Team America: World Police slips from this balance, that I think South Park actually maintained, into a downright conservative movie. Ostensibly, it takes aim at targets on the left and the right. In actuality, it attacks, on the one hand, outspoken left-wing actors, and, on the other...action movies. Critics have proposed that it attacks the idea that America should go around blowing up anything its leaders feel like in fear of terrorists; but this is pretty sorry parody. For one thing, it lampoons not one actual figure associated with that idea (George W. Bush, his cabinet and their apologists come to mind; there are even right-wing celebrities who could stand a drubbing). By comparison, every actor who spoke out against the drive to war in Iraq comes in for mockery first and dismemberment second. Yes, it's funny to see Matt Damon portrayed as a hulk whose only verbalization is the repeated squeaking of his own name. And it never hurts to kick a Baldwin around; stick around past the credits to hear Kim Jong Il sing "you are worthless, Alec Baldwin". But it's certainly not even-handed. At bottom, in October of 2004, it seems a bit dim to make a feature length movie that criticizes everyone who said that invading Iraq would be a bad idea, and takes the piss out of not of a single person who said that invading Iraq was a good idea.

So, the politics suck. The jokes aren't great either. There are some funny ones—Kim Jong Il is hysterical throughout. His panthers, played by housecats, are funny. Puppet sex and puppet vomit is funny, and the Mos Eisley Cantina reference is slyer than the (yet another) Matrix parody and the Pearl Harbor put-downs.
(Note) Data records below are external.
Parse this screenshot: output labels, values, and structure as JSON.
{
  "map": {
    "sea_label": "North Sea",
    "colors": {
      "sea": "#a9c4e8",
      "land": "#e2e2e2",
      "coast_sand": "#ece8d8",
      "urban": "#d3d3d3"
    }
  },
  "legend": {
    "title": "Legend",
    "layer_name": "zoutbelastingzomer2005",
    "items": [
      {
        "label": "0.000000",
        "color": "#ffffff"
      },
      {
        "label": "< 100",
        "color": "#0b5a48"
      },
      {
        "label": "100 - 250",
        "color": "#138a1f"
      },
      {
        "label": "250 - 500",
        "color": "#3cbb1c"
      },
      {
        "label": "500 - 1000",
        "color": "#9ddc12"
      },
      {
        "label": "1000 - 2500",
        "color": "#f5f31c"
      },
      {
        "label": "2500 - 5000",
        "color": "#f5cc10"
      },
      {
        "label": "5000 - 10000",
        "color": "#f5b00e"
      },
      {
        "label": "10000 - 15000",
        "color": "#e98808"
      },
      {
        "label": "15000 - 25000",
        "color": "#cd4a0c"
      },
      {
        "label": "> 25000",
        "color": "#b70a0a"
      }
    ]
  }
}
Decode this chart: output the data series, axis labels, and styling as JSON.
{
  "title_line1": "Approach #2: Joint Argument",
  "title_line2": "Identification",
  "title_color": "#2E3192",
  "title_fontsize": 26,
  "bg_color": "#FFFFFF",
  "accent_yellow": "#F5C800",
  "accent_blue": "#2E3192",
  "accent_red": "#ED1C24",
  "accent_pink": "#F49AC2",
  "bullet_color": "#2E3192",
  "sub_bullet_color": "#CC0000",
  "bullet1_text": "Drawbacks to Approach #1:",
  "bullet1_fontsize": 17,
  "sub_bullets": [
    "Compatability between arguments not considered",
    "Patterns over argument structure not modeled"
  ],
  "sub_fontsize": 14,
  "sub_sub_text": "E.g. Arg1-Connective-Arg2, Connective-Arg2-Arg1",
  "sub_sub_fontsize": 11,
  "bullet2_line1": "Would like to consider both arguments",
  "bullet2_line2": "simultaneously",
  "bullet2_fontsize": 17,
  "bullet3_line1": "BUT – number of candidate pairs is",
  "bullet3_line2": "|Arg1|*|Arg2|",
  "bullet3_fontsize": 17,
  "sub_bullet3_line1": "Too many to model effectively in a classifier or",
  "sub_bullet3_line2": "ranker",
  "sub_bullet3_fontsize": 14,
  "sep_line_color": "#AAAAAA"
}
If all the jokes had been crammed into one half-hour episode, I probably would have hurt myself again.

We have been reminded at length this election season that the country is not over Vietnam. The country mostly is. Swift Boats notwithstanding, John Kerry's opposition to the war will probably turn out in the end to be only slightly more relevant than Bill Clinton's pleasureless marijuana story of twelve years earlier. Although it doesn't mention her name once, Team America: World Police turns out to have an obsession with Jane Fonda and her trip to Vietnam. The climax of the movie occurs in a "peace conference" sponsored by Kim Jong Il where the aforementioned actors gather in North Korea. Here, the lampooning of the actors goes well past their being well-meaning dupes: while speaking for peace, they pick up automatic weapons and try to take out the members of Team America. The movie transposes Fonda's solidarity visit to North Vietnam into a fantasia of modern-day collusion with terrorists, along the lines of Andrew Sullivan's original post-9-11 fever dreams of fifth columns. Team America's light sport associates criticism with violent treason. But don't mention it. After all, it's just comedy. And you don't want to be sanctimonious!

Tuesday, October 12, 2004

A Dirty Shame

I'm not concerned about the fact that this movie wasn't great. I'd pretty much written off John Waters by the late 90s-- after Cry Baby and Serial Mom. Then he busts out with Pecker in 1998 and shows that sometimes when you give a cult director the big bucks, it'll pay off in a serious way.

Since then, he's had two more forgettable movies: Cecil B. Demented and now A Dirty Shame. I have faith, though, that before the end of the decade we'll see another work of genius out of him.

This film did answer a long-standing question about the nomenclature of fetishes: what's the name for getting off on vomiting on others and being vomited on? Roman showers.

Sunday, October 10, 2004

Hero

On why, when some movies are playing at the Vista, you see them there and then, and not wait until going to a multiplex in Columbus, Ohio.